A particle starts its motion from rest under the action of a constant force. If the distance covered in first `10s` is `s_(1)` and that covered in the first `20 s` is `s_(2)`, then

A particle starts its motion from rest under the action of a constant force. If the distance covered in first 10 s is s_1 and the covered in the first 20 s is s_2 , then.

A particle start moving from rest state along a straight line under the action of a constant force and travel distance x in first 5 seconds. The distance travelled by it in next five seconds will be

A bus starts from rest and moves whith acceleration a = 2 m/s^2 . The ratio of the distance covered in 6^(th) second to that covered in 6 seconds is

A body starts from rest and moves with constant acceleration. The ratio of distance covered by the body in nth second to that covered in n second is.

A body starts from rest with a uniform acceleration of 2 m s^(-1) . Find the distance covered by the body in 2 s.

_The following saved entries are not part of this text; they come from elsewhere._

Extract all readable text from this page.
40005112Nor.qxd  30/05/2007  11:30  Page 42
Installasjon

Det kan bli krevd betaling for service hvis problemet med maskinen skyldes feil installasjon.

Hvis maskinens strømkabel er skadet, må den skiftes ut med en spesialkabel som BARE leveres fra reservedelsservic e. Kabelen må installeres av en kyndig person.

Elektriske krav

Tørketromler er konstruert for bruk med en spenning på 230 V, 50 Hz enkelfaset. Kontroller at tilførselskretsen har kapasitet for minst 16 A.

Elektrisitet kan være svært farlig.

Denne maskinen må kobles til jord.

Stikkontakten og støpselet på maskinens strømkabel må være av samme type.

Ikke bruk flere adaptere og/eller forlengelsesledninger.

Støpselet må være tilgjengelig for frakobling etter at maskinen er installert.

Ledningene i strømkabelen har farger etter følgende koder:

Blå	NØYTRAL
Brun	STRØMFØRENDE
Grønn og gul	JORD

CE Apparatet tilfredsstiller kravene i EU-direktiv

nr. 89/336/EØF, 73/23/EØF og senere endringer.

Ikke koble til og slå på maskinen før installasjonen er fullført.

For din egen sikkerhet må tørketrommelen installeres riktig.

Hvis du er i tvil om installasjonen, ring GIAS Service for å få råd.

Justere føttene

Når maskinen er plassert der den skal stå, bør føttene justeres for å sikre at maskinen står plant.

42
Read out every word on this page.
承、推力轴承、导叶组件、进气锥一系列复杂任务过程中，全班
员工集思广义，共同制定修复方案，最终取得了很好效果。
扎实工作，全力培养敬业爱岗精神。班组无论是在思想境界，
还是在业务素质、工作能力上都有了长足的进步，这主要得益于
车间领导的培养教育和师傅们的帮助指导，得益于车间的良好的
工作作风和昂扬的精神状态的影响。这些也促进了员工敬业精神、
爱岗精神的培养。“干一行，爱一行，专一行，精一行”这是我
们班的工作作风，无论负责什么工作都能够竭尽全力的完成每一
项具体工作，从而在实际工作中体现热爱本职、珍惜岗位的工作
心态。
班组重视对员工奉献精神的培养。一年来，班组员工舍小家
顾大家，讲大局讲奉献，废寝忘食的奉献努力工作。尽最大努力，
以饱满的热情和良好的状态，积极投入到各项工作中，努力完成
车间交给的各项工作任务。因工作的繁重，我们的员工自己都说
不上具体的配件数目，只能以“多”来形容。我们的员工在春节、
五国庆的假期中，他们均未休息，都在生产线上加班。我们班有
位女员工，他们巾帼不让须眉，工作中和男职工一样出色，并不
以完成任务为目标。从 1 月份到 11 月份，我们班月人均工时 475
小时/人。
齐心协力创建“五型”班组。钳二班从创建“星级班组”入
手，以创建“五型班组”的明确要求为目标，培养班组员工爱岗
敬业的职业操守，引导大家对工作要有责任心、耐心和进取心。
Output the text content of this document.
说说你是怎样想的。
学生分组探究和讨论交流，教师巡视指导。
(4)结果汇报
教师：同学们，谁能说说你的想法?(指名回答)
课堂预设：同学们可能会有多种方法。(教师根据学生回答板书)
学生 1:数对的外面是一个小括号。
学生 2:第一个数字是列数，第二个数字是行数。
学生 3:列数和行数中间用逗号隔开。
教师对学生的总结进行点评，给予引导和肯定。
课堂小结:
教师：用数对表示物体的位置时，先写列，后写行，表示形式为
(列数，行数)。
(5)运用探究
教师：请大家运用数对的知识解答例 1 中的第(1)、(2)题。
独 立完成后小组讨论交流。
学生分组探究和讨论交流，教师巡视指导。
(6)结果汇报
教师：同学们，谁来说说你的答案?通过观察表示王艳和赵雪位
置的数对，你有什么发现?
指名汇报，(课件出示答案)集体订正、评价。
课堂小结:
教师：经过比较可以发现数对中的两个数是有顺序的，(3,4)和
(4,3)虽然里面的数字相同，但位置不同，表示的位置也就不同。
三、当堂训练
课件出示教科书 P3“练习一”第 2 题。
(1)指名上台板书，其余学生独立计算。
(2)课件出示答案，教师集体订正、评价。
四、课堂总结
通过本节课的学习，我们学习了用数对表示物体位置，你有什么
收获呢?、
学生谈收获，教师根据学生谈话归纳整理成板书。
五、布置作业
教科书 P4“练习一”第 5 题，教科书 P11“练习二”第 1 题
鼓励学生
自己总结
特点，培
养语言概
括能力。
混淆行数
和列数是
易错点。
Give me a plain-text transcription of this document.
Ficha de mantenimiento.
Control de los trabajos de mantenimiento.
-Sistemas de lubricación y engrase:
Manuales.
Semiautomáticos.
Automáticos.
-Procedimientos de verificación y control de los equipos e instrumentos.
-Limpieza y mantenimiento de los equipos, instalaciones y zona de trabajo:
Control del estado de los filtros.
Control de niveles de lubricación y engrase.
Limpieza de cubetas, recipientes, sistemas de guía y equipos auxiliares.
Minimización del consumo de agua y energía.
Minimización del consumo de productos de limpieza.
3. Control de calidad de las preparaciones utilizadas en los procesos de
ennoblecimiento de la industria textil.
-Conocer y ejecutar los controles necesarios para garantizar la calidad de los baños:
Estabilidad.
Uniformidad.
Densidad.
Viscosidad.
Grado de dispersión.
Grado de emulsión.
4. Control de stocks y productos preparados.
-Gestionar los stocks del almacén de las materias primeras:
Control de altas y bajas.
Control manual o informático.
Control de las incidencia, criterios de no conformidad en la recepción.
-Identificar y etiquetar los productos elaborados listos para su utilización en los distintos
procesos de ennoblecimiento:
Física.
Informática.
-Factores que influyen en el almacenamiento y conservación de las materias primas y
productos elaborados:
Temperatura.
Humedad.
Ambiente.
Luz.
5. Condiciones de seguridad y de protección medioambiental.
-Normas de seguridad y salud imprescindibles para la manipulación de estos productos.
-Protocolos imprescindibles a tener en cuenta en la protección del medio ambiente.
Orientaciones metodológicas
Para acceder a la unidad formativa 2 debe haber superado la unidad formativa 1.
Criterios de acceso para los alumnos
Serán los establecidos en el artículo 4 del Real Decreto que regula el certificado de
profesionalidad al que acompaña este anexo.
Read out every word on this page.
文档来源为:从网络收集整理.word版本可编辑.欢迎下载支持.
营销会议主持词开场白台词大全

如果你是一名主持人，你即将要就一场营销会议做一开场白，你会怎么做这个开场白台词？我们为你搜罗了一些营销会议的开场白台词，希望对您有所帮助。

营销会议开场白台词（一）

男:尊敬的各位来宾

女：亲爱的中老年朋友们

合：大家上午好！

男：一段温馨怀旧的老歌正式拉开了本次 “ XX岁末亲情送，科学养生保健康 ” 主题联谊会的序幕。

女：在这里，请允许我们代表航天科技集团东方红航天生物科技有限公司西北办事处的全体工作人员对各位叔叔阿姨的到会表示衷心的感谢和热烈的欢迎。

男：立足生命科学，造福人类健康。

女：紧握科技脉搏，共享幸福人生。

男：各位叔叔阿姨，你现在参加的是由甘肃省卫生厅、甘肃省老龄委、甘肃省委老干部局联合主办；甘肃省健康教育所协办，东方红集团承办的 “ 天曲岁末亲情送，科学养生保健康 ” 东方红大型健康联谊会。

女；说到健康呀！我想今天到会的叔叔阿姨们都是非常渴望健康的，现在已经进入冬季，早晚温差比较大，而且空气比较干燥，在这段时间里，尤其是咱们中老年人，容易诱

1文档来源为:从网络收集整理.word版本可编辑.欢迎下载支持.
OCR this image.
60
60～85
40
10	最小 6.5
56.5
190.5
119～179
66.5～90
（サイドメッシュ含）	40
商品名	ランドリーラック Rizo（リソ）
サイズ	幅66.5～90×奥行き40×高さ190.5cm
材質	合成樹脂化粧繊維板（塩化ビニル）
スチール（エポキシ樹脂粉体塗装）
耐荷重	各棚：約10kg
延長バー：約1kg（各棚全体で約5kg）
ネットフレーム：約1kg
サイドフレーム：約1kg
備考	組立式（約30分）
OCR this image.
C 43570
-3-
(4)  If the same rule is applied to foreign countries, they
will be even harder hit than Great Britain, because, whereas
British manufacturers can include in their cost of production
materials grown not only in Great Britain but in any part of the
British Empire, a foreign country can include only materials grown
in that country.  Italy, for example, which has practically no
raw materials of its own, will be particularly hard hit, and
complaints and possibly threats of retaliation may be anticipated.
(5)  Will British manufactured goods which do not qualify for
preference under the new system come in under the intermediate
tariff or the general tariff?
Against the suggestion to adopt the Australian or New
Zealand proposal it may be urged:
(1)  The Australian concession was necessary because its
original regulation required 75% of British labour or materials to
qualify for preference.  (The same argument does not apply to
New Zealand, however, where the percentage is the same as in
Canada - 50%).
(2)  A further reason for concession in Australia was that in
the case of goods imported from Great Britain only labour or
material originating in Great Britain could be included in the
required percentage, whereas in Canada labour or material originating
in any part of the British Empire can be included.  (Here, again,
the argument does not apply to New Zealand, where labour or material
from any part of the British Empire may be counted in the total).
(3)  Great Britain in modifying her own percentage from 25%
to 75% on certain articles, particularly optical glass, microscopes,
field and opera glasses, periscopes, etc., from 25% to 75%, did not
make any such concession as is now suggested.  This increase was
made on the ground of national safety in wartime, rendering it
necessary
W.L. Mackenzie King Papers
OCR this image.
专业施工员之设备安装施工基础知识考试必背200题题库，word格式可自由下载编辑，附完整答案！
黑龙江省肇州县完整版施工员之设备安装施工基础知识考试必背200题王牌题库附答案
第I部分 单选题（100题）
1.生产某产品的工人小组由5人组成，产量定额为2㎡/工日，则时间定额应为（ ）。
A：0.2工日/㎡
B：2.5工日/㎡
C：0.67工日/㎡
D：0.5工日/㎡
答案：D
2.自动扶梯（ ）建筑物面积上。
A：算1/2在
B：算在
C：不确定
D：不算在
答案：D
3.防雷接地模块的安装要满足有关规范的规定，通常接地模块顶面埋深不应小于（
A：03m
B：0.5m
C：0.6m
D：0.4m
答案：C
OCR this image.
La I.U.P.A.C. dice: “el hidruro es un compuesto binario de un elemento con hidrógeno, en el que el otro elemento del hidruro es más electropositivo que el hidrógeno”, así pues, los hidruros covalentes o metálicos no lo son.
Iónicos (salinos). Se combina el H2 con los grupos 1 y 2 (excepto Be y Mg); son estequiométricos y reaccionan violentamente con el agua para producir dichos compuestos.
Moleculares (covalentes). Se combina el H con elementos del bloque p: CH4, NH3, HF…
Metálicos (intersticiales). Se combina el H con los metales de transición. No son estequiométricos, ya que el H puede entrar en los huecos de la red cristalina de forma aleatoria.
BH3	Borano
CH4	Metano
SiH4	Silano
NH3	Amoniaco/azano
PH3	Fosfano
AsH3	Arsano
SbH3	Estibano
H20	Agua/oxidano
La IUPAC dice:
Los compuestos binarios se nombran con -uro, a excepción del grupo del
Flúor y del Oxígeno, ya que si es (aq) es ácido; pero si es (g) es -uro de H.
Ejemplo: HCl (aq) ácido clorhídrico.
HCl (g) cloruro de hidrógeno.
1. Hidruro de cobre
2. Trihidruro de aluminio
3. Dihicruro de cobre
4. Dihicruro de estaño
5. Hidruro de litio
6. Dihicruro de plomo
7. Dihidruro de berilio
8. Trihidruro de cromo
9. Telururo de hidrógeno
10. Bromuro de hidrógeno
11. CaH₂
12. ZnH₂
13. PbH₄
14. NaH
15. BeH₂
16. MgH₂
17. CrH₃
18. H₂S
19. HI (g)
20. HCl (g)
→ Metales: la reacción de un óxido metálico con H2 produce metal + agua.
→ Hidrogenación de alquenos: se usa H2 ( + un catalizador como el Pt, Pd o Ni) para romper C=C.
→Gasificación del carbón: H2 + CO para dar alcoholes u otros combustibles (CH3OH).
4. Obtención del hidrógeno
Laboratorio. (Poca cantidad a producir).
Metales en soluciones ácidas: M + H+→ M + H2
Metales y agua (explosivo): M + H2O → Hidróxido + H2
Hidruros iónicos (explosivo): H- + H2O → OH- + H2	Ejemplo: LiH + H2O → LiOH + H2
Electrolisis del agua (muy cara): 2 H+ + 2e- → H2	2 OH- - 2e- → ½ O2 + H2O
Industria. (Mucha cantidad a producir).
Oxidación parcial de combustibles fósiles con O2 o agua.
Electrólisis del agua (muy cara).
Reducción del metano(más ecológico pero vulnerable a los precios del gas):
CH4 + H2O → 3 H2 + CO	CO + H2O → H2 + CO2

An object of mass 8 kg starts to move from rest under the action of a variable force F=3xN where x is the distance (in m) covered by the object. If initially, the position of the object is x = 2 m, then find its speed ("in m s"^(-1)) when it crosses x = 10 m.

A particle of mass 2 kg starts motion at time t = 0 under the action of variable force F = 4t (where F is in N and t is in s). The work done by this force in first two second is

A particle starts from rest and accelerates as shown in the graph .Determine (a)the particle's speed at t=10 s and t=20 s and (b)the distance travelled in the first 20 s.

A body starts from rest and is uniformly accelerated for 30 s. The distance travelled in the first 10 s is x_(1) , next 10 s is x_(2) and the last 10 s is x_(3) . Then x_(1):x_(2):x_(3) is the same as :-

A particle has a time period of 1s under the action of a certain force and 2 s under the action of another force. Find the time period when the forces are acting in the same direction simultaneously.